Massamá, 20-06-2011, foto: JP |
A desvalorização daquilo que é entendido como problema pelos que vivem em Lisboa é uma constante. Porque “quem sempre viveu em Lisboa, ou quem foi da periferia para Lisboa, não lhe passa pela cabeça gastar hora e meia em transportes”, afirma Costa Pinto.

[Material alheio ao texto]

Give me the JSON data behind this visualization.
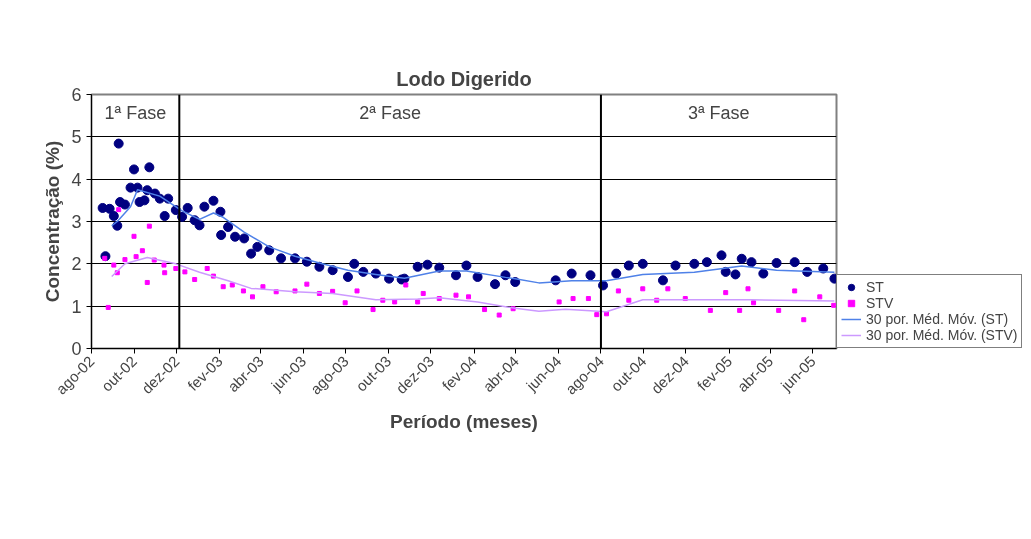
{
  "chart_data": {
    "type": "scatter",
    "title": "Lodo Digerido",
    "xlabel": "Período (meses)",
    "ylabel": "Concentração (%)",
    "xlim": [
      "2002-08-01",
      "2005-07-05"
    ],
    "ylim": [
      0,
      6
    ],
    "yticks": [
      0,
      1,
      2,
      3,
      4,
      5,
      6
    ],
    "xticks": [
      {
        "value": "2002-08-01",
        "label": "ago-02"
      },
      {
        "value": "2002-10-01",
        "label": "out-02"
      },
      {
        "value": "2002-12-01",
        "label": "dez-02"
      },
      {
        "value": "2003-02-01",
        "label": "fev-03"
      },
      {
        "value": "2003-04-01",
        "label": "abr-03"
      },
      {
        "value": "2003-06-01",
        "label": "jun-03"
      },
      {
        "value": "2003-08-01",
        "label": "ago-03"
      },
      {
        "value": "2003-10-01",
        "label": "out-03"
      },
      {
        "value": "2003-12-01",
        "label": "dez-03"
      },
      {
        "value": "2004-02-01",
        "label": "fev-04"
      },
      {
        "value": "2004-04-01",
        "label": "abr-04"
      },
      {
        "value": "2004-06-01",
        "label": "jun-04"
      },
      {
        "value": "2004-08-01",
        "label": "ago-04"
      },
      {
        "value": "2004-10-01",
        "label": "out-04"
      },
      {
        "value": "2004-12-01",
        "label": "dez-04"
      },
      {
        "value": "2005-02-01",
        "label": "fev-05"
      },
      {
        "value": "2005-04-01",
        "label": "abr-05"
      },
      {
        "value": "2005-06-01",
        "label": "jun-05"
      }
    ],
    "grid": "y",
    "legend": "bottom right",
    "ref_lines": [
      {
        "axis": "x",
        "value": "2002-12-05",
        "color": "#000000"
      },
      {
        "axis": "x",
        "value": "2004-08-01",
        "color": "#000000"
      }
    ],
    "annotations": [
      "1ª Fase",
      "2ª Fase",
      "3ª Fase"
    ],
    "series": [
      {
        "name": "ST",
        "marker": "circle",
        "color": "#000080",
        "x": [
          "2002-08-17",
          "2002-08-21",
          "2002-08-27",
          "2002-09-02",
          "2002-09-07",
          "2002-09-09",
          "2002-09-11",
          "2002-09-18",
          "2002-09-26",
          "2002-10-01",
          "2002-10-06",
          "2002-10-09",
          "2002-10-16",
          "2002-10-20",
          "2002-10-23",
          "2002-10-31",
          "2002-11-07",
          "2002-11-14",
          "2002-11-19",
          "2002-11-30",
          "2002-12-09",
          "2002-12-17",
          "2002-12-27",
          "2003-01-03",
          "2003-01-10",
          "2003-01-23",
          "2003-02-02",
          "2003-02-03",
          "2003-02-13",
          "2003-02-23",
          "2003-03-08",
          "2003-03-18",
          "2003-03-27",
          "2003-04-13",
          "2003-04-30",
          "2003-05-20",
          "2003-06-06",
          "2003-06-24",
          "2003-07-13",
          "2003-08-04",
          "2003-08-13",
          "2003-08-26",
          "2003-09-13",
          "2003-10-02",
          "2003-10-20",
          "2003-10-24",
          "2003-11-12",
          "2003-11-26",
          "2003-12-13",
          "2004-01-06",
          "2004-01-21",
          "2004-02-06",
          "2004-03-02",
          "2004-03-17",
          "2004-03-31",
          "2004-05-28",
          "2004-06-20",
          "2004-07-17",
          "2004-08-04",
          "2004-08-23",
          "2004-09-10",
          "2004-09-30",
          "2004-10-29",
          "2004-11-16",
          "2004-12-13",
          "2004-12-31",
          "2005-01-21",
          "2005-01-27",
          "2005-02-10",
          "2005-02-19",
          "2005-03-05",
          "2005-03-22",
          "2005-04-10",
          "2005-05-06",
          "2005-05-24",
          "2005-06-16",
          "2005-07-02"
        ],
        "values": [
          3.32,
          2.18,
          3.3,
          3.13,
          2.9,
          4.84,
          3.46,
          3.4,
          3.8,
          4.23,
          3.8,
          3.46,
          3.5,
          3.74,
          4.28,
          3.66,
          3.54,
          3.13,
          3.54,
          3.27,
          3.11,
          3.32,
          3.03,
          2.91,
          3.35,
          3.49,
          3.23,
          2.68,
          2.87,
          2.64,
          2.6,
          2.24,
          2.4,
          2.32,
          2.13,
          2.13,
          2.05,
          1.93,
          1.85,
          1.69,
          2.0,
          1.81,
          1.77,
          1.65,
          1.63,
          1.65,
          1.93,
          1.98,
          1.91,
          1.73,
          1.96,
          1.69,
          1.52,
          1.73,
          1.57,
          1.61,
          1.77,
          1.73,
          1.49,
          1.77,
          1.96,
          2.0,
          1.61,
          1.96,
          2.0,
          2.04,
          2.2,
          1.81,
          1.75,
          2.12,
          2.04,
          1.77,
          2.02,
          2.04,
          1.81,
          1.89,
          1.65
        ]
      },
      {
        "name": "STV",
        "marker": "square",
        "color": "#ff00ff",
        "x": [
          "2002-08-20",
          "2002-08-25",
          "2002-09-02",
          "2002-09-07",
          "2002-09-09",
          "2002-09-18",
          "2002-10-01",
          "2002-10-04",
          "2002-10-13",
          "2002-10-20",
          "2002-10-23",
          "2002-10-30",
          "2002-11-13",
          "2002-11-14",
          "2002-11-30",
          "2002-12-13",
          "2002-12-27",
          "2003-01-14",
          "2003-01-23",
          "2003-02-06",
          "2003-02-19",
          "2003-03-07",
          "2003-03-20",
          "2003-04-04",
          "2003-04-23",
          "2003-05-20",
          "2003-06-06",
          "2003-06-24",
          "2003-07-13",
          "2003-07-31",
          "2003-08-17",
          "2003-09-09",
          "2003-09-23",
          "2003-10-10",
          "2003-10-26",
          "2003-11-12",
          "2003-11-20",
          "2003-12-13",
          "2004-01-06",
          "2004-01-24",
          "2004-02-16",
          "2004-03-08",
          "2004-03-28",
          "2004-06-02",
          "2004-06-22",
          "2004-07-14",
          "2004-07-26",
          "2004-08-09",
          "2004-08-26",
          "2004-09-10",
          "2004-09-30",
          "2004-10-20",
          "2004-11-05",
          "2004-11-30",
          "2005-01-05",
          "2005-01-27",
          "2005-02-16",
          "2005-02-28",
          "2005-03-08",
          "2005-04-13",
          "2005-05-06",
          "2005-05-19",
          "2005-06-11",
          "2005-07-01"
        ],
        "values": [
          2.13,
          0.97,
          1.97,
          1.79,
          3.28,
          2.1,
          2.65,
          2.17,
          2.31,
          1.56,
          2.89,
          2.09,
          1.97,
          1.79,
          1.89,
          1.81,
          1.63,
          1.89,
          1.71,
          1.46,
          1.5,
          1.36,
          1.22,
          1.46,
          1.34,
          1.36,
          1.52,
          1.3,
          1.35,
          1.08,
          1.36,
          0.92,
          1.14,
          1.1,
          1.5,
          1.1,
          1.3,
          1.18,
          1.26,
          1.22,
          0.92,
          0.79,
          0.94,
          1.1,
          1.18,
          1.18,
          0.8,
          0.82,
          1.36,
          1.14,
          1.41,
          1.14,
          1.41,
          1.18,
          0.9,
          1.32,
          0.9,
          1.41,
          1.08,
          0.9,
          1.36,
          0.68,
          1.22,
          1.02
        ]
      },
      {
        "name": "30 por. Méd. Móv. (ST)",
        "type": "line",
        "line_style": "solid",
        "color": "#4f81e8",
        "x": [
          "2002-08-30",
          "2002-09-07",
          "2002-09-26",
          "2002-10-06",
          "2002-11-07",
          "2002-12-09",
          "2003-01-03",
          "2003-01-23",
          "2003-02-06",
          "2003-03-08",
          "2003-04-13",
          "2003-05-20",
          "2003-06-24",
          "2003-08-04",
          "2003-09-13",
          "2003-10-24",
          "2003-12-13",
          "2004-01-21",
          "2004-03-17",
          "2004-03-31",
          "2004-05-04",
          "2004-06-20",
          "2004-08-09",
          "2004-09-30",
          "2004-12-13",
          "2005-02-19",
          "2005-04-10",
          "2005-07-02"
        ],
        "values": [
          2.9,
          3.0,
          3.35,
          3.75,
          3.6,
          3.25,
          3.05,
          3.2,
          3.1,
          2.75,
          2.4,
          2.18,
          2.02,
          1.85,
          1.75,
          1.66,
          1.83,
          1.83,
          1.68,
          1.65,
          1.55,
          1.6,
          1.6,
          1.75,
          1.8,
          1.95,
          1.85,
          1.8
        ]
      },
      {
        "name": "30 por. Méd. Móv. (STV)",
        "type": "line",
        "line_style": "solid",
        "color": "#cc99ff",
        "x": [
          "2002-08-30",
          "2002-09-18",
          "2002-10-20",
          "2002-11-30",
          "2003-01-03",
          "2003-02-13",
          "2003-03-18",
          "2003-05-20",
          "2003-07-13",
          "2003-09-13",
          "2003-11-12",
          "2003-12-13",
          "2004-02-06",
          "2004-03-31",
          "2004-05-04",
          "2004-06-11",
          "2004-08-09",
          "2004-09-30",
          "2004-12-13",
          "2005-03-05",
          "2005-07-02"
        ],
        "values": [
          1.7,
          2.0,
          2.15,
          2.0,
          1.8,
          1.6,
          1.42,
          1.34,
          1.3,
          1.15,
          1.17,
          1.2,
          1.1,
          0.95,
          0.88,
          0.93,
          0.87,
          1.15,
          1.15,
          1.15,
          1.12
        ]
      }
    ]
  }
}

Esses querem estar perto de tudo, viver a cidade, ter uma oferta cultural à porta, querem fazer percursos a pé, concentrando as várias dimensões do seu modo de vida num espaço restrito controlável. Ao contrário, o referencial de cidade central e a acessibilidade nem sempre são valorizados nas periferias. “Há uma apetência para desvalorizar o contexto, o enquadramento ambiental, o contexto urbanístico, e há uma valorização das questões da casa e da vida familiar no interior da mesma, como se a casa fosse uma ilha, independentemente do sítio onde se está.” A mobilidade, a centralidade e a acessibilidade são relegadas para segundo plano, em favor de uma casa nova e maior.
A lógica de expansão urbana nas áreas metropolitanas de Lisboa e Porto iniciou-se nas décadas de 1950 e 1960, acompanhando o processo de industrialização. Desde os anos 60 que Lisboa perde população, o que significa que os subúrbios não são alimentados apenas a partir dos fluxos do interior do país, mas também do interior de Lisboa em direção às periferias. Um movimento explicado pela dispersão na oferta de empregos e serviços na área metropolitana e, claramente, pelas lógicas habitacionais.
“Ter uma casa na periferia custa menos do que em Lisboa”, diz Teresa Costa Pinto. Mas há outras razões. A degradação do parque habitacional do centro faz com que muitos saiam também à procura de melhores condições habitacionais. Desvaloriza-se o velho, a cidade velha, privilegia-se o novo, a cidade nova. Para lá de questões pragmáticas, hátodo um simbolismo em ser-se proprietário de um apartamento novo, amplo, com condições, com garagem, a um preço acessível.
“Algumas pessoas da periferia até estariam disponíveis para viverem em sítios recuperados, mas o facto de não poderem ter o carro disponível aflige-os”, diz Graça Dias, lembrando que, por oposição, os centros históricos correm o risco de ficarem artificiais, por causa do turismo e das ruas pedonais. “O automóvel pode ter o seu lugar na cidade velha. Quando se transformam as ruas em zonas para fazer turismo e ouvir peruanos a tocar guitarra, as coisas passam a ser artificiais.”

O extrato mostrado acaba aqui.